Diese Aussage verdeutlicht die Schwierigkeiten, mit denen viele Profis trotz der umfangreichen Medienberichterstattung über die Rennserie konfrontiert sind. Premier Padel und das internationale Wachstum der Disziplin.

Aranza Osoro bleibt jedoch optimistisch, was die Zukunft des Damen-Padel angeht. Ihrer Ansicht nach wird die aktuelle Entwicklung des Sports letztendlich einer größeren Anzahl von Spielerinnen zugutekommen.

„Padel wächst rasant, und ich denke, es wird Platz für alle geben. Wir müssen nur etwas geduldiger sein. Heute gewinnt Damen-Padel weltweit immer mehr an Bedeutung und versucht, mit den Fortschritten im Herren-Padel-Bereich Schritt zu halten.“

Argentinien hebt außerdem die Unterstützung hervor, die männliche Spieler der Entwicklung der Frauentour leisten.

„Wir haben schon oft von der Unterstützung des Herren-Padel profitiert und konnten dadurch weiter wachsen.

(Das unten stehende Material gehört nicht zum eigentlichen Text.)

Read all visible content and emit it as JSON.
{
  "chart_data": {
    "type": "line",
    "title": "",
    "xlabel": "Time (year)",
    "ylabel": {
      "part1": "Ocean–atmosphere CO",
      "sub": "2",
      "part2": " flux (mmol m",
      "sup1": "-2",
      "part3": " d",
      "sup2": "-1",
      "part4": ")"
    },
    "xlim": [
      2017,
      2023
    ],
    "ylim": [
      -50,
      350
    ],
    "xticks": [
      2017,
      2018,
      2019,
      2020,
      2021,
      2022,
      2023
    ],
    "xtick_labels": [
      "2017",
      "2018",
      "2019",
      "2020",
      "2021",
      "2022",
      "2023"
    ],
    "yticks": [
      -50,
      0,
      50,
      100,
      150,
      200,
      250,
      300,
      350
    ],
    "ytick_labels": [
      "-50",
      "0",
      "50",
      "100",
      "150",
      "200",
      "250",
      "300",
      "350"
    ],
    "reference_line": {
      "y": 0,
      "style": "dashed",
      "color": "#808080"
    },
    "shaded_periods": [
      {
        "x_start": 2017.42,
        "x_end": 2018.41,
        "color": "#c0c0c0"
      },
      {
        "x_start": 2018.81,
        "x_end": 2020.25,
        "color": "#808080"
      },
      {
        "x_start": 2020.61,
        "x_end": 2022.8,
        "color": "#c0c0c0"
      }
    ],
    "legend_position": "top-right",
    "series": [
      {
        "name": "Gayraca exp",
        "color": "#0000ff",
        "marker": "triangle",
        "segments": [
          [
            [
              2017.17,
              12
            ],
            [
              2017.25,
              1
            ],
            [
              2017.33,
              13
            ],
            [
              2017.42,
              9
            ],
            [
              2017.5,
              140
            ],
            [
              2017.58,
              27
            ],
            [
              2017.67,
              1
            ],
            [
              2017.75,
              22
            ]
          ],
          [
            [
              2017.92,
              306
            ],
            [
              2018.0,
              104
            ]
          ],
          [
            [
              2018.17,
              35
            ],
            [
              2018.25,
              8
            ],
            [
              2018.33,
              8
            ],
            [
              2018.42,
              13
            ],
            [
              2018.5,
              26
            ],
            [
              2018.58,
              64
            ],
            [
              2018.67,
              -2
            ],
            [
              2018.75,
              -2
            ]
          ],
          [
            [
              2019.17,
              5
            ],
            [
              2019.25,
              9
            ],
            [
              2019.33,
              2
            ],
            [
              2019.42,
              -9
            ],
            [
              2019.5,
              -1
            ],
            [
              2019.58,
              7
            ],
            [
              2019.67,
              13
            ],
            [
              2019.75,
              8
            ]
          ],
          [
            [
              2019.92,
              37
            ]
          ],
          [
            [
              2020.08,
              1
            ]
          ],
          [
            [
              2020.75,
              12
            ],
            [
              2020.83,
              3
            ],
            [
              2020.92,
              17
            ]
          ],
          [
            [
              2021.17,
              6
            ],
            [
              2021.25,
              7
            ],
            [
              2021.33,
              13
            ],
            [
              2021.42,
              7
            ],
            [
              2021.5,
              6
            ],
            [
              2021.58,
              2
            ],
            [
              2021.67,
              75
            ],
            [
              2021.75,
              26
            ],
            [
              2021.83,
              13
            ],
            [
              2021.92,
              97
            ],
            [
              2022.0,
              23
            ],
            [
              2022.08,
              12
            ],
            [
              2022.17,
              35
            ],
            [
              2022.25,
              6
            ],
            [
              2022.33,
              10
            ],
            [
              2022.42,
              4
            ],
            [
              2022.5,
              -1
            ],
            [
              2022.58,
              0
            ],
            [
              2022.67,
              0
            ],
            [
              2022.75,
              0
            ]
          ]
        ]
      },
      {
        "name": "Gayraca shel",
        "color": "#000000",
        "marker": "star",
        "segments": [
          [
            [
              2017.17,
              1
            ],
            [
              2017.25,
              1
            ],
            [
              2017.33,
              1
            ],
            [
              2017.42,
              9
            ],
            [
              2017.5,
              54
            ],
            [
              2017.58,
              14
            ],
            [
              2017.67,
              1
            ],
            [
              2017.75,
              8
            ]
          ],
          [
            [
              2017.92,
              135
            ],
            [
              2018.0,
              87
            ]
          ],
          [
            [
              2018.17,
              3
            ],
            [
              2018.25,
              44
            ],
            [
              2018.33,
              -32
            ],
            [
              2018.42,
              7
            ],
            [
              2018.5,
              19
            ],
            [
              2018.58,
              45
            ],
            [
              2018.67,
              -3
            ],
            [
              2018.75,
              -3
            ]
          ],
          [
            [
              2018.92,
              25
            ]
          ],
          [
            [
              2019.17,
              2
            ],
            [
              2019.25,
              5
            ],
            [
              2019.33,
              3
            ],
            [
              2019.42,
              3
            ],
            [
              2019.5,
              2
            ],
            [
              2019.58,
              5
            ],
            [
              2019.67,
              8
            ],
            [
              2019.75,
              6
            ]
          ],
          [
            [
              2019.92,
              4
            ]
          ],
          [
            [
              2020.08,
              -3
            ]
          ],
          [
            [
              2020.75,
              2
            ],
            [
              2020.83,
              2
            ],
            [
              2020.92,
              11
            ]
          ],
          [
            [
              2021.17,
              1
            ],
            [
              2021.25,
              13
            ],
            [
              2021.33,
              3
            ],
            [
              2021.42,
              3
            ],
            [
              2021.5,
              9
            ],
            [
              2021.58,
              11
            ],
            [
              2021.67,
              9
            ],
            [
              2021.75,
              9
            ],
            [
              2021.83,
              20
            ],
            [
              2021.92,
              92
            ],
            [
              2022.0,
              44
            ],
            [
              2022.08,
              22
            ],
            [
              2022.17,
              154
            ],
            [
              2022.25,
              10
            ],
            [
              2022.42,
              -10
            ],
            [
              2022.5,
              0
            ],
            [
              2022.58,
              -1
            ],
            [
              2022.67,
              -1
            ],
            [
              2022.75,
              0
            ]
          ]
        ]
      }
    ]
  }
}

Ich denke, dass wir nach und nach Fortschritte bei Gehältern, Partnerschaften und Turnieren erzielen werden, und das wird es mehr Spielerinnen ermöglichen, ihren Lebensunterhalt ausschließlich mit Padel zu bestreiten.“

Franck Binisti

Franck Binisti entdeckte Padel im Club des Pyramides im Jahr 2009 in der Region Paris. Seitdem ist Padel Teil seines Lebens. Man sieht ihn oft auf Tour durch Frankreich, um über große französische Padel-Events zu berichten.